Alors qu’en Europe occidentale l’extrême droite vise principalement à réduire l’immigration, à y mettre un terme, voire à procéder à la « remigration de populations étrangères » (soit l’expulsion de personnes établies de longue date), dans les PECO, elle cible aussi la présence de minorités au sein des frontières nationales. Font ainsi l’objet d’attaques les minorités roms en Bulgarie, en Hongrie, en Roumanie ou en Slovaquie, les minorités russes en Estonie, en Lettonie ou en Lituanie, les minorités juives en Hongrie et en Roumanie, ou encore les minorités turques en Bulgarie et en Grèce. Souvent, la désignation de ces minorités comme « ennemi » par l’extrême droite est à trouver dans l’histoire nationale de chaque pays. Celle-ci est d’ailleurs à la source d’une dernière spécificité : dans les PECO, l’extrême droite est souvent irrédentiste, c’est-à-dire qu’elle réclame le rattachement à l’État de territoires où vivent des nationaux. Ainsi, en Hongrie, le Jobbik propose de récupérer les territoires dont le pays a été amputé à la suite du Traité de Trianon, après la Première Guerre mondiale. Le Parti « Grande Roumanie » (PRM) entend quant à lui rattacher à la Roumanie la Moldavie ainsi que la Bucovine du Nord et la Bessarabie, cédées à l’Union soviétique en 1940 et situées aujourd’hui en Ukraine pour la première, à cheval sur l’Ukraine et la Moldavie pour la seconde.

Un courant influent

L’extrême droite bénéficie aujourd’hui d’une représentation parlementaire importante dans bon nombre de pays d’Europe centrale et orientale, et elle est même parvenue à exercer le pouvoir dans plusieurs d’entre eux. Ces dernières années, tel a par exemple été le cas en Pologne avec la Ligue des familles polonaises (LPR), qui a intégré le gouvernement Kaczyński de 2006 à 2007 ; en Slovaquie avec le SNS, qui a rejoint les gouvernements Fico I (de 2006 à 2010), Fico III (de 2016 à 2018) et Pellegrini (de 2018 à 2020) ; en Grèce avec les Grecs indépendants (ANEL), qui ont détenu des portefeuilles ministériels dans les gouvernements formés par Aléxis Tsípras de 2015 à 2019 ; en Bulgarie avec le cartel Patriotes unis (OP), qui est devenu membre du gouvernement Borisov III dès 2017 ; ou encore en Estonie avec le Parti populaire conservateur d’Estonie (EKRE), qui a détenu plusieurs portefeuilles au sein du gouvernement Ratas II de 2019 à janvier 2021.
Ces nombreux cas suggèrent que l’extrême droite est capable d’intégrer une coalition gouvernementale composée de partis très différents. En effet, en Bulgarie et en Estonie, c’est avec des formations de droite qu’elle a exercé le pouvoir, alors qu’en Slovaquie, c’est avec une formation de centre gauche qu’elle a gouverné. Plus étonnant encore, en Grèce, c’est à un parti de gauche radicale que l’extrême droite s’est alliée pour former une coalition gouvernementale.

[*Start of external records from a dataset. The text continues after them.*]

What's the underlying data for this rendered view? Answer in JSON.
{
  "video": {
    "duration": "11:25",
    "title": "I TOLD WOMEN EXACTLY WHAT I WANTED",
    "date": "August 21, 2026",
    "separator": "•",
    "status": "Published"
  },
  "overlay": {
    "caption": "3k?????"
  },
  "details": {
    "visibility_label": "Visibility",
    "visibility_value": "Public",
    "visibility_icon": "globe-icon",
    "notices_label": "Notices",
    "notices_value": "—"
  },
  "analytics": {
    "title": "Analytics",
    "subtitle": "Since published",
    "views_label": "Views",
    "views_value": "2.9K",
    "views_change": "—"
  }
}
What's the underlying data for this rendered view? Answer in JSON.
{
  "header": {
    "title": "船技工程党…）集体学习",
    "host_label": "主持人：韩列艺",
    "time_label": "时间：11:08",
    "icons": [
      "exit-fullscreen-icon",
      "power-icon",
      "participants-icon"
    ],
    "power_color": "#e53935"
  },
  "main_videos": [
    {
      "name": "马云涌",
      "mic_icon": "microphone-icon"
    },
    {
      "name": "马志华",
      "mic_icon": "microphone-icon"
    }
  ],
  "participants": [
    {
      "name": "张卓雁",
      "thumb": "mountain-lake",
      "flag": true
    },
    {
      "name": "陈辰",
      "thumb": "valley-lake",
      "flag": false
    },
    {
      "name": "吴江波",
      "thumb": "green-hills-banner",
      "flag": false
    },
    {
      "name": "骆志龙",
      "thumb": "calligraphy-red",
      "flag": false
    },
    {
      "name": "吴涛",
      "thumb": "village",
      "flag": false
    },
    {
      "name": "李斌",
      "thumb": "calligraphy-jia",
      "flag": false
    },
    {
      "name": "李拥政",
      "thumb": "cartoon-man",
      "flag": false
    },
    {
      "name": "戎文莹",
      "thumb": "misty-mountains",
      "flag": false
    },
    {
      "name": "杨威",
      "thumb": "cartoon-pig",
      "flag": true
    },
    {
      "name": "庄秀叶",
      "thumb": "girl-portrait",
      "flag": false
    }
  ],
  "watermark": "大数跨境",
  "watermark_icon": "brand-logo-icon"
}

La question de l’accession de ces formations d’extrême droite au pouvoir pose indubitablement la question de l’influence qu’elles exercent dans les PECO. Si une telle influence sur les politiques publiques a été démontrée pour l’Europe occidentale 2, l’empreinte de l’extrême droite peut aussi être détectée dans les PECO. Par exemple, l’accord de gouvernement signé en 2019 en Estonie stipulait que le gouvernement s’engageait à refuser les quotas de réfugié·es imposés par l’Union européenne et à accroître son attention à l’égard des immigré·es en séjour illégal. Il prévoyait en outre une série de mesures visant à renforcer la sécurité à l’intérieur des frontières nationales.
L’influence de l’extrême droite dans les PECO se manifeste aussi de façon plus indirecte, alors même que les partis qui l’incarnent n’exercent pas le pouvoir exécutif. Dans ce cas, c’est à travers les partis traditionnels que cette influence est exercée et l’extrême droite constitue davantage un incubateur pour la maturation de certaines idées. En effet, dans de nombreux pays, un processus de radicalisation caractérise nombre de partis traditionnels, qu’ils soient de droite ou de gauche. Il en est ainsi de Nouvelle Démocratie (ND) en Grèce, du Fidesz-Union civique hongroise (Fidesz-MPSz), de Droit et Justice (PiS) en Pologne, du SMER-Social-Démocratie (SMER-SD) en Slovaquie ou encore du Parti démocratique slovène (SDS)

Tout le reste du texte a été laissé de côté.